Ternyata begitu mudahnya memanfaatkan orang-orang yang telah merasa kalah dalam Pemilu, sambil sedikit mengobati shock mereka, dengan iming-iming sebuah hiburan tentang pembagian kekuasaan. Dan ketika kemenangan Poros Tengah tinggal selangkah, muncul sebuah tawaran krusial dari Golkar kepada Amin Rais untuk menjadi Presiden. Cerdiknya Gus Dur menunjuk Amin Rais menjadi pahlawan terdepan Poros Tengah sebenarnya mengunci langkah Amin Rais itu sendiri, sekaligus menutup peluang yang berpotensi menggagalkan agendanya.
Tak mungkin tiba-tiba Amin Rais mengkhianati Gus Dur karena tergiur tawaran Golkar. Ia sudah terlanjur tulus, bahkan ia terlanjur dikenal sebagai orang terdepan yang mengusung Gus Dur sebagai Presiden. Namun ketika di kemudian hari kebijakan Presiden Gus Dur mengecewakannya, mungkin ia menyesal. Tetapi kesempatan sama tidak datang dua kali.
Amin Rais mungkin merasa cukup beruntung, di tengah keterpurukan partainya masih mendapatkan posisi Ketua MPR. Namun andai sejak awal ia bisa membaca situasi dengan baik, peluangnya bisa lebih. Seperti orang Jawa mengatakan, “Sak bejo-bejone wong kang lali, isih bejo wong kang eling lan waspodo.” Seberuntungnya orang yang lalai, masih lebih beruntung orang yang ingat dan waspada.
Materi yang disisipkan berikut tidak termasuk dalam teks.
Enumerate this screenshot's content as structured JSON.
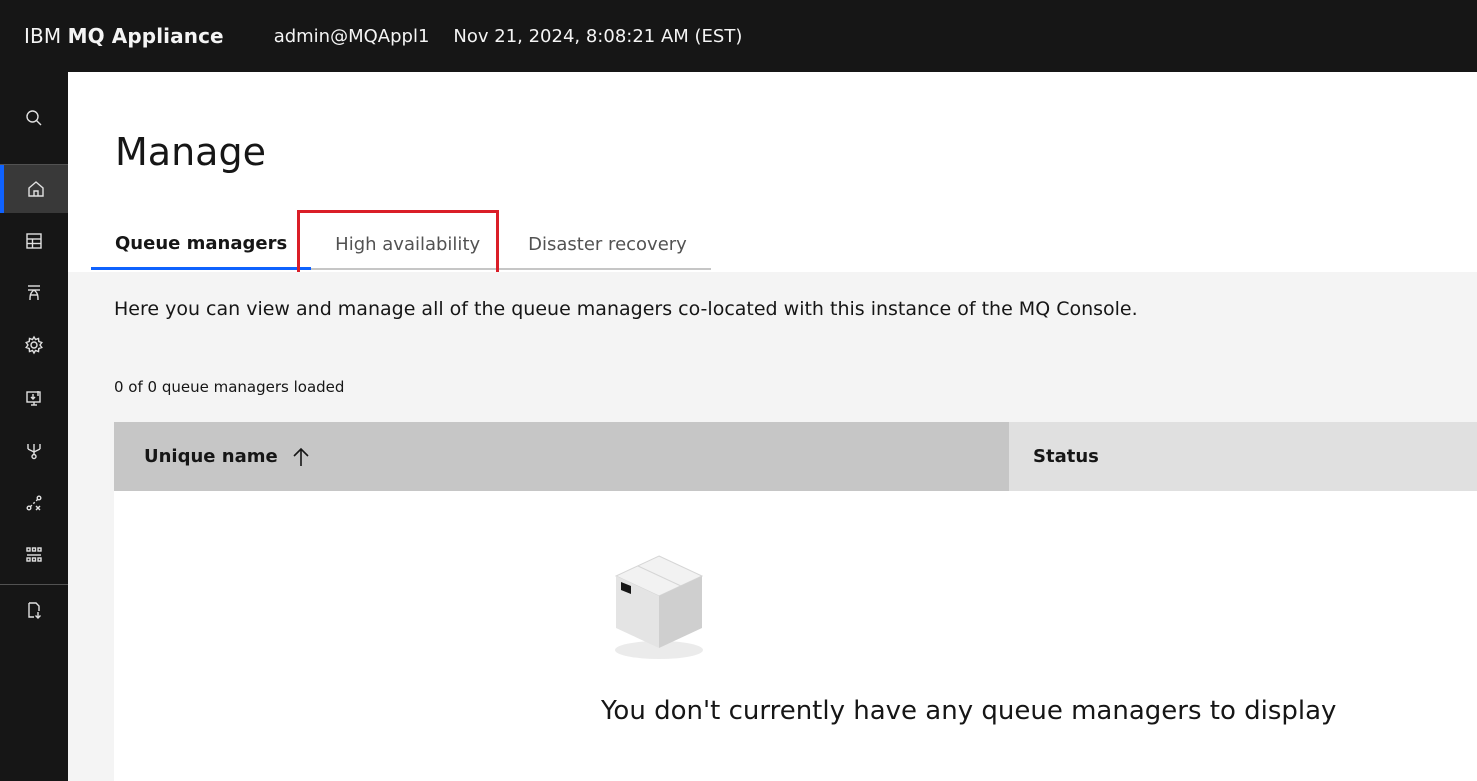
{
  "header": {
    "brand_prefix": "IBM ",
    "brand_product": "MQ Appliance",
    "user": "admin@MQAppl1",
    "datetime": "Nov 21, 2024, 8:08:21 AM (EST)"
  },
  "rail": {
    "items": [
      {
        "icon": "search-icon"
      },
      {
        "icon": "home-icon",
        "active": true
      },
      {
        "icon": "table-icon"
      },
      {
        "icon": "network-icon"
      },
      {
        "icon": "settings-icon"
      },
      {
        "icon": "monitor-icon"
      },
      {
        "icon": "routing-icon"
      },
      {
        "icon": "connections-icon"
      },
      {
        "icon": "apps-grid-icon"
      },
      {
        "icon": "export-icon"
      }
    ]
  },
  "page": {
    "title": "Manage",
    "tabs": [
      {
        "label": "Queue managers",
        "selected": true
      },
      {
        "label": "High availability",
        "selected": false,
        "highlighted": true
      },
      {
        "label": "Disaster recovery",
        "selected": false
      }
    ],
    "description": "Here you can view and manage all of the queue managers co-located with this instance of the MQ Console.",
    "count_text": "0 of 0 queue managers loaded"
  },
  "table": {
    "columns": [
      "Unique name",
      "Status"
    ],
    "sort_icon": "arrow-up-icon",
    "rows": [],
    "empty_message": "You don't currently have any queue managers to display"
  },
  "colors": {
    "header_bg": "#161616",
    "accent": "#0f62fe",
    "highlight": "#da1e28",
    "content_bg": "#f4f4f4"
  }
}
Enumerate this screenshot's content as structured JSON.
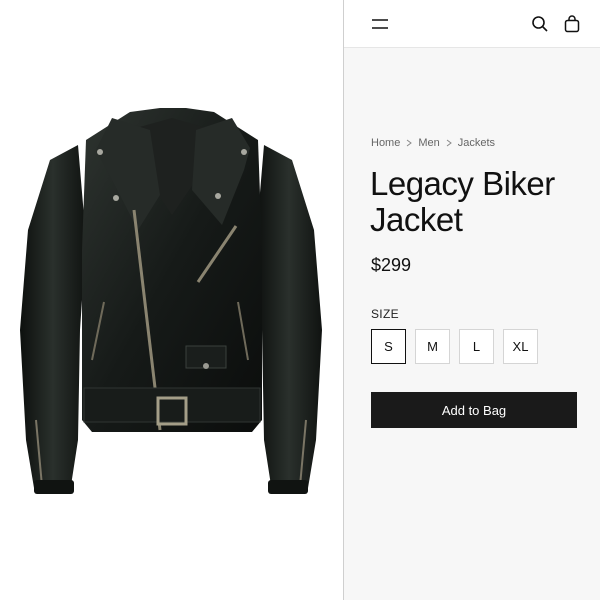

Meski Gus Dur hanya ‘main-main’ menjadi seorang Presiden, namun memberi sebuah pelajaran tentang optimisme dan strategi yang brilian dalam mengarungi pertarungan di dunia politik. Selanjutnya pada Pilpres 2004, kandidat yang memenangkannya hanya bermodalkan suara 7 % dalam Pemilu Legislatif. Dalam kondisi Pilkada langsung, tetap saja peluang yang telah terbuka lebar, bisa luluh lantak oleh kuda-kuda hitam yang bermain lihai.
Selamat bertanding!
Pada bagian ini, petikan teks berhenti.